Post submitted by: Elizabeth Bibi and Madeleine Roberts

 

HRC Foundation announced that HRC President Alphonso David will kick off a cross-country interfaith religion and faith tour, “Coming Home to Faith: A Search for Common Ground,” to explore and strengthen the relationship between LGBTQ and faith communities across the United States. The tour officially launched today with a visit to the Historic African Episcopal Church of St. Thomas in Philadelphia, Pa. 

“The cornerstones of religion and faith and the LGBTQ movement are the same: inclusion and justice. LGBTQ people are in every faith tradition, and LGBTQ people and people of faith have more similarities than they do differences,” said HRC President Alphonso David. “I am excited to visit diverse houses of worship to strengthen HRC’s relationships with faith communities. Today’s visit to the Historic African Episcopal Church of St. Thomas in Philadelphia, the first African Episcopal church in the United States with a strong legacy of humanitarianism and community outreach, is the perfect way to begin this series of conversations to advance dialogue and initiatives around LGBTQ equality.” 

David joined the Very Reverend Canon Martini Shaw at the pulpit for St. Thomas’s Sunday morning service this morning, March 1. View video of his remarks here. The visit to St. Thomas comes after David attended services at Mother Emanuel AME Church in Charleston, South Carolina on February 23 and met with the Senior Pastor of Mother Emanuel, Rev. Eric Manning. 

“We were thrilled to welcome Alphonso David and representatives from HRC at the Historic African Episcopal Church of St. Thomas this morning,” said the Very Reverend Canon Martini Shaw. “St. Thomas has a history of engaging in outreach to the community around us and ensuring that the welcoming love we see in the Gospels is felt by everyone we serve -- including LGBTQ people. As we begin the season of Lent, we encourage everyone to reflect on the ways in which people of faith can begin finding common ground with LGBTQ people in their communities.” 

At St. Thomas this morning, as part of HRC’s Get Out The Vote (GOTV) efforts, HRC volunteers were on hand to help members of the congregation update their voter registration information, and asked members to pledge to increase participation in upcoming elections by bringing their friends and family with them to exercise their right to vote. 

There is a persistent myth that a person cannot be LGBTQ and also a person of faith, or vice versa -- whether because there is a perception that being religious is in conflict with being LGBTQ, or because the loudest narratives in media are those of anti-LGBTQ religious people. In fact, LGBTQ people of faith live in every state and country around the world, and many people of faith support the LGBTQ community. 

Data released last year by PRRI show that solid majorities in all major religious groups support laws protecting LGBTQ people from discrimination.
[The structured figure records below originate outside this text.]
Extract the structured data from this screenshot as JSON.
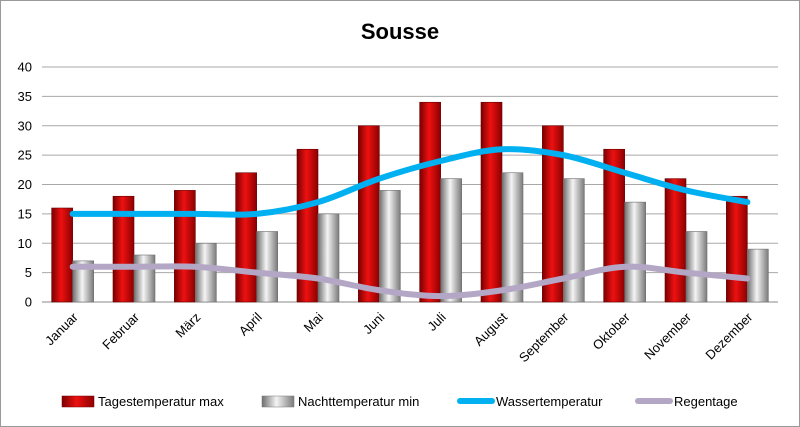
{
  "chart_data": {
    "type": "bar",
    "title": "Sousse",
    "xlabel": "",
    "ylabel": "",
    "ylim": [
      0,
      40
    ],
    "yticks": [
      0,
      5,
      10,
      15,
      20,
      25,
      30,
      35,
      40
    ],
    "grid": true,
    "legend_position": "bottom",
    "categories": [
      "Januar",
      "Februar",
      "März",
      "April",
      "Mai",
      "Juni",
      "Juli",
      "August",
      "September",
      "Oktober",
      "November",
      "Dezember"
    ],
    "series": [
      {
        "name": "Tagestemperatur max",
        "kind": "bar",
        "color": "#cc0000",
        "values": [
          16,
          18,
          19,
          22,
          26,
          30,
          34,
          34,
          30,
          26,
          21,
          18
        ]
      },
      {
        "name": "Nachttemperatur min",
        "kind": "bar",
        "color": "#a6a6a6",
        "values": [
          7,
          8,
          10,
          12,
          15,
          19,
          21,
          22,
          21,
          17,
          12,
          9
        ]
      },
      {
        "name": "Wassertemperatur",
        "kind": "line",
        "color": "#00b0f0",
        "values": [
          15,
          15,
          15,
          15,
          17,
          21,
          24,
          26,
          25,
          22,
          19,
          17
        ]
      },
      {
        "name": "Regentage",
        "kind": "line",
        "color": "#b4a7c6",
        "values": [
          6,
          6,
          6,
          5,
          4,
          2,
          1,
          2,
          4,
          6,
          5,
          4
        ]
      }
    ]
  }
}
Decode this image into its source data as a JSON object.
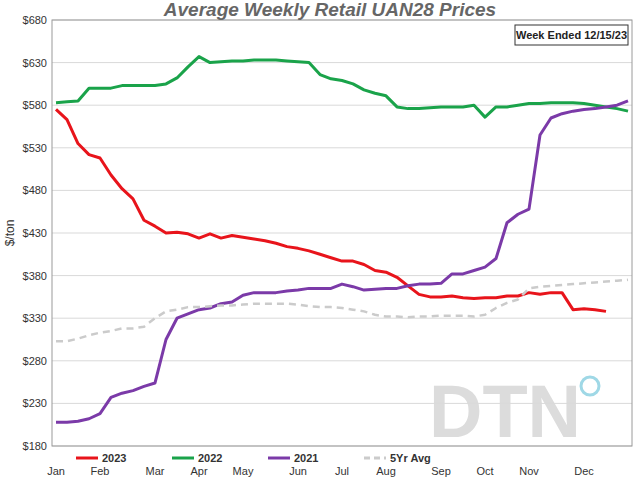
{
  "chart_data": {
    "type": "line",
    "title": "Average Weekly Retail UAN28 Prices",
    "y_label": "$/ton",
    "annotations": [
      "Week Ended 12/15/23",
      "DTN"
    ],
    "categories": [
      "Jan",
      null,
      null,
      null,
      "Feb",
      null,
      null,
      null,
      null,
      "Mar",
      null,
      null,
      null,
      "Apr",
      null,
      null,
      null,
      "May",
      null,
      null,
      null,
      null,
      "Jun",
      null,
      null,
      null,
      "Jul",
      null,
      null,
      null,
      "Aug",
      null,
      null,
      null,
      null,
      "Sep",
      null,
      null,
      null,
      "Oct",
      null,
      null,
      null,
      "Nov",
      null,
      null,
      null,
      null,
      "Dec",
      null,
      null,
      null,
      null
    ],
    "series": [
      {
        "name": "2023",
        "color": "#e8141b",
        "line_style": "solid",
        "values": [
          575,
          563,
          535,
          522,
          518,
          498,
          482,
          470,
          445,
          438,
          430,
          431,
          429,
          424,
          429,
          424,
          427,
          425,
          423,
          421,
          418,
          414,
          412,
          409,
          405,
          401,
          397,
          397,
          393,
          386,
          384,
          378,
          368,
          358,
          355,
          355,
          356,
          354,
          353,
          354,
          354,
          356,
          356,
          360,
          358,
          360,
          360,
          340,
          341,
          340,
          338,
          null,
          null
        ]
      },
      {
        "name": "2022",
        "color": "#1aa34a",
        "line_style": "solid",
        "values": [
          583,
          584,
          585,
          600,
          600,
          600,
          603,
          603,
          603,
          603,
          605,
          612,
          625,
          637,
          630,
          631,
          632,
          632,
          633,
          633,
          633,
          632,
          631,
          630,
          616,
          611,
          609,
          605,
          598,
          594,
          591,
          578,
          576,
          576,
          577,
          578,
          578,
          578,
          580,
          566,
          578,
          578,
          580,
          582,
          582,
          583,
          583,
          583,
          582,
          580,
          578,
          576,
          573
        ]
      },
      {
        "name": "2021",
        "color": "#7b3aa8",
        "line_style": "solid",
        "values": [
          208,
          208,
          209,
          212,
          218,
          237,
          242,
          245,
          250,
          254,
          305,
          330,
          335,
          340,
          342,
          347,
          349,
          357,
          360,
          360,
          360,
          362,
          363,
          365,
          365,
          365,
          370,
          367,
          363,
          364,
          365,
          365,
          368,
          370,
          370,
          371,
          382,
          382,
          386,
          390,
          400,
          442,
          452,
          458,
          545,
          565,
          570,
          573,
          575,
          576,
          578,
          580,
          585
        ]
      },
      {
        "name": "5Yr Avg",
        "color": "#cbcbcb",
        "line_style": "dashed",
        "values": [
          303,
          303,
          306,
          310,
          313,
          315,
          318,
          318,
          320,
          330,
          338,
          340,
          343,
          343,
          344,
          345,
          345,
          346,
          347,
          347,
          347,
          347,
          346,
          344,
          343,
          343,
          342,
          340,
          338,
          334,
          332,
          332,
          331,
          332,
          332,
          333,
          333,
          333,
          332,
          334,
          342,
          348,
          352,
          365,
          367,
          368,
          369,
          370,
          371,
          372,
          373,
          374,
          375
        ]
      }
    ],
    "ylim": [
      180,
      680
    ],
    "yticks": [
      {
        "value": 180,
        "label": "$180"
      },
      {
        "value": 230,
        "label": "$230"
      },
      {
        "value": 280,
        "label": "$280"
      },
      {
        "value": 330,
        "label": "$330"
      },
      {
        "value": 380,
        "label": "$380"
      },
      {
        "value": 430,
        "label": "$430"
      },
      {
        "value": 480,
        "label": "$480"
      },
      {
        "value": 530,
        "label": "$530"
      },
      {
        "value": 580,
        "label": "$580"
      },
      {
        "value": 630,
        "label": "$630"
      },
      {
        "value": 680,
        "label": "$680"
      }
    ],
    "grid": true,
    "legend": "bottom"
  }
}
“We were honored to kick off the HRC Foundation’s ‘Coming Home to Faith: A Search for Common Ground’ tour at the Historic African Episcopal Church of St. Thomas this morning,” said HRC Foundation Religion & Faith Program Director Michael Vazquez. “In the course of the tour, HRC President Alphonso David will visit houses of worship across the country, including Historic Black Churches, evangelical churches, synagogues, mosques and other religious and faithful spaces. As the tour progresses, we will work towards the goal of finding common ground between the LGBTQ community, LGBTQ people of faith and communities of faith, while we work to advance justice and equity for the whole LGBTQ community.”

The purpose of “Coming Home to Faith: A Search for Common Ground” is to work to establish common ground with prominent houses of worship and faith traditions across the country. Ensuring equity and justice for all people, while giving all individuals the space and freedom to be fully themselves, is a message inherent in all major religions and faith traditions and is the cornerstone of the LGBTQ movement. If LGBTQ people and people of faith can speak together, our voices and impact will carry that message that much farther. Making sure that that message is heard loud and clear in the 2020 elections has never been more important.